También, no obstante, a todos aquellos que desde el poder han alentado la mentira como instancia última del juego político. La mejor y seguramente más eficaz arma contra el subsuelo es la luz. Por el contrario, toda actitud que convoque la presencia de la sospecha o de la tergiversación acaba por reforzar los argumentos del terrorismo.
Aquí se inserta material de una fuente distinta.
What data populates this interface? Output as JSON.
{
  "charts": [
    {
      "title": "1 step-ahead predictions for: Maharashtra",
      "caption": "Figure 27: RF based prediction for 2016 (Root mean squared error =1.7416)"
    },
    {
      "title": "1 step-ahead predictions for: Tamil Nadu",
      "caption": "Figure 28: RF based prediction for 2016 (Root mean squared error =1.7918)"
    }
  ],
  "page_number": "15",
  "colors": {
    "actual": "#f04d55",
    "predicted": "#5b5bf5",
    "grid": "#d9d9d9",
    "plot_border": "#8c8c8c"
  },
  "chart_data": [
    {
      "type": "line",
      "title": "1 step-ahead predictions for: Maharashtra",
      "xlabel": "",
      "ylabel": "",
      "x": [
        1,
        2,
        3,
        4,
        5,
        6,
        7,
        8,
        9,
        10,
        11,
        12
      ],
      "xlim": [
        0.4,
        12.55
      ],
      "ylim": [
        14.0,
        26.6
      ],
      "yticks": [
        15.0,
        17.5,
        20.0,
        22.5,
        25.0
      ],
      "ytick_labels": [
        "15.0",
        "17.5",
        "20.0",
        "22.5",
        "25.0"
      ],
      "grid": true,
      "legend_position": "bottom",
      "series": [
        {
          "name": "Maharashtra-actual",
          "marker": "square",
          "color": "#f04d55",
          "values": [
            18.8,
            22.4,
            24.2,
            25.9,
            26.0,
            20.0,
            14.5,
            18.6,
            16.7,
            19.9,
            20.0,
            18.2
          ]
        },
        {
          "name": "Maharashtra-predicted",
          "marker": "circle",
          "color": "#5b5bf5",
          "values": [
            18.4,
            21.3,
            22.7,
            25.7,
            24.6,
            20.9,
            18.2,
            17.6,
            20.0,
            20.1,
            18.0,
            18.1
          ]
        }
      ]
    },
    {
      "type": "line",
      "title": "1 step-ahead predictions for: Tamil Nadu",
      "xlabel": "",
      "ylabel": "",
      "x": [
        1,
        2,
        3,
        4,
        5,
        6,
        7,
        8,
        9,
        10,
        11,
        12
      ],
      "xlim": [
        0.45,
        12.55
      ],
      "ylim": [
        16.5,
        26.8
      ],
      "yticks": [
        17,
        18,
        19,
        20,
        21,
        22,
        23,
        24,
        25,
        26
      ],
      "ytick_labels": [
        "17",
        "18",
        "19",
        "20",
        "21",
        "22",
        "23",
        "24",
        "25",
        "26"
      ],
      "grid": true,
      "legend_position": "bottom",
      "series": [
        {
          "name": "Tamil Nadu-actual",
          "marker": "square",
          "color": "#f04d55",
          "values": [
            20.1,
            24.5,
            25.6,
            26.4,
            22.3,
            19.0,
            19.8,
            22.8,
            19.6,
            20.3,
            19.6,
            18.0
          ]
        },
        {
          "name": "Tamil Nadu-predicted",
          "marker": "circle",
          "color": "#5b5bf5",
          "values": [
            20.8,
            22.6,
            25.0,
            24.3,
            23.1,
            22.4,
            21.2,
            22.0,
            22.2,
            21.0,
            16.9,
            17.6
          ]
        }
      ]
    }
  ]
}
Por muchos alardes que la acompañen, en nada nos conviene que la lucha contra el nihilismo se desarrolle desde sitiales ensombrecidos por la mentira, y a este respecto el crédito de un Bush para encabezar el combate contra el terror ha quedado completamente arruinado por su probada manipulación de la guerra de Irak. Es más: la Administración de Bush se ha sentido demasiado cómoda en su propia oscuridad como para merecer la confianza del mundo. Nadie en la actualidad puede sustraerse a la sensación de estar encerrados en un gigantesco laberinto vigilado por servicios paralelos dedicados a la intoxicación sistemática de las conciencias. Y algo semejante podemos decir, aquí, de Aznar: firme ante el terrorismo y frágil ante la mentira, sin darse cuenta de que es esta misma mentira la que acaba desarmándonos frente a la eficiencia demoledora del terror al tiempo que nos sumerge en la intolerancia y la sospecha generalizadas.
No estaba en Madrid el pasado jueves, pero sí recuerdo aquella Bolonia calcinada de hace casi un cuarto de siglo y la convicción de que no existe ni una sola idea que pueda sustentar el más minúsculo átomo de este horror. El espíritu del subsuelo es la negación absoluta de la libertad.